Makhathini played Modes of Communication: Letters from the Underworlds Project at the iconic Jazz Club last night, alongside a fine ensemble of musicians who complimented him. He had Burniss Travis on Double Bass, Nasheet Waits on the drums, Aaron Burnett on Tenor Sax, Logan Richardson on Alto Sax and New York based South African Trumpeter Lesedi Ntsane. The latter three made up the horn section in the centre of the stage on Monday night in New York.

Makhathini at The Blue Note Jazz Club

The ensemble only had their first rehearsal on Sunday, literally a day before taking to stage, but from the videos shared on social media, their chemistry was on par with their musicality.  They performed before husband and wife duo, The Baylor Project.

The JazzFest is a weeklong festival which takes place in several locations around New York. Celebrating its 15th anniversary this year, the festival attracts some of the finest musicians from around the globe to the Big Apple, all in the love of Jazz. Makhathini is also in New York with members of the Kaya FM team that includes station boss Greg Maloka, hosts Brenda Sisane and Collin Kgari.

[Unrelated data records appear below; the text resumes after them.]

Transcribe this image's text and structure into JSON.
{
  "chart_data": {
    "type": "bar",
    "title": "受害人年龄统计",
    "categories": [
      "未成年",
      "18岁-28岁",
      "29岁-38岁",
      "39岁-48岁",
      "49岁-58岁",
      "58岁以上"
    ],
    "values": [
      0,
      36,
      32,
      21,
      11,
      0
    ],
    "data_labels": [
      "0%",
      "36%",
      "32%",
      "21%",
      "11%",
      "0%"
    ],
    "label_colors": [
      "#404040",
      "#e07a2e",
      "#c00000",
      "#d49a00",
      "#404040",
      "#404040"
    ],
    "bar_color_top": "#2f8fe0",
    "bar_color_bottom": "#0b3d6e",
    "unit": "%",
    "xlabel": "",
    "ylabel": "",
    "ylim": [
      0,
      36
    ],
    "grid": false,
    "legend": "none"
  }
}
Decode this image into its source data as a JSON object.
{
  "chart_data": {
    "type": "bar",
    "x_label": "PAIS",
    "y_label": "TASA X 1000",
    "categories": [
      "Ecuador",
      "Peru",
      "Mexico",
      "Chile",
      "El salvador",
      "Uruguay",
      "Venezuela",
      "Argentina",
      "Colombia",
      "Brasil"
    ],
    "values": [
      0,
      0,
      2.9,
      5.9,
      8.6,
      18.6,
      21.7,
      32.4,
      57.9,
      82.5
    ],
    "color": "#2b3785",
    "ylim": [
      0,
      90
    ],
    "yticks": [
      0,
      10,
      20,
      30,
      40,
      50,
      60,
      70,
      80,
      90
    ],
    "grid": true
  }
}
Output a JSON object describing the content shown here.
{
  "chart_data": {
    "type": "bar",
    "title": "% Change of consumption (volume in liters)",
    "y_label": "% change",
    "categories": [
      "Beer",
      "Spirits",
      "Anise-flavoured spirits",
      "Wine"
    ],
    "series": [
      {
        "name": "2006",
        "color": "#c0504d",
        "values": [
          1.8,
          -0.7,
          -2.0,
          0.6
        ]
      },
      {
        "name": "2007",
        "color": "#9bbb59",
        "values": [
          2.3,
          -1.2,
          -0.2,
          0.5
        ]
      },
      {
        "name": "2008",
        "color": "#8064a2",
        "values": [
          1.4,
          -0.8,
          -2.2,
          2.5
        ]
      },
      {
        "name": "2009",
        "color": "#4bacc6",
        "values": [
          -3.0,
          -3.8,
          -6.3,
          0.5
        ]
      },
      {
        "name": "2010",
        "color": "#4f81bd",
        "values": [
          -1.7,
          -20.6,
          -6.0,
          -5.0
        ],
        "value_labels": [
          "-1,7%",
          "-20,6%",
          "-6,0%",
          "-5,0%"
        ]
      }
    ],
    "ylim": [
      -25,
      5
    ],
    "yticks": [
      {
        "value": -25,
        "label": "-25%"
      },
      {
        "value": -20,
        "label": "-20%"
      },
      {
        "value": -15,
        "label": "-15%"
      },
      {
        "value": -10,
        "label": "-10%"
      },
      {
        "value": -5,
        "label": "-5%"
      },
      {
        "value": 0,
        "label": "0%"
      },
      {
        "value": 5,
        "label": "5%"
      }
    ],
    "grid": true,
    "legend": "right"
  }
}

The Blue Note Jazz Club is an abode of Jazz because of its rich history. It first opened its doors in 1981, hosting the genre’s masters; The likes of Sarah Vaughan, McCoy Tyner, Dizzy Gillespie, Ray Charles and Lionel Hampton are some prominent names which often frequented the club.

Makhathini’s appearance at the Blue Note Jazz Club received praise from his industry peers, including percussionists Azah and Tumi Mogorosi, writer Natalia Molebatsi, fashion designer Bathini Kowane and his life partner, singer songwriter Omagugu Makhathini.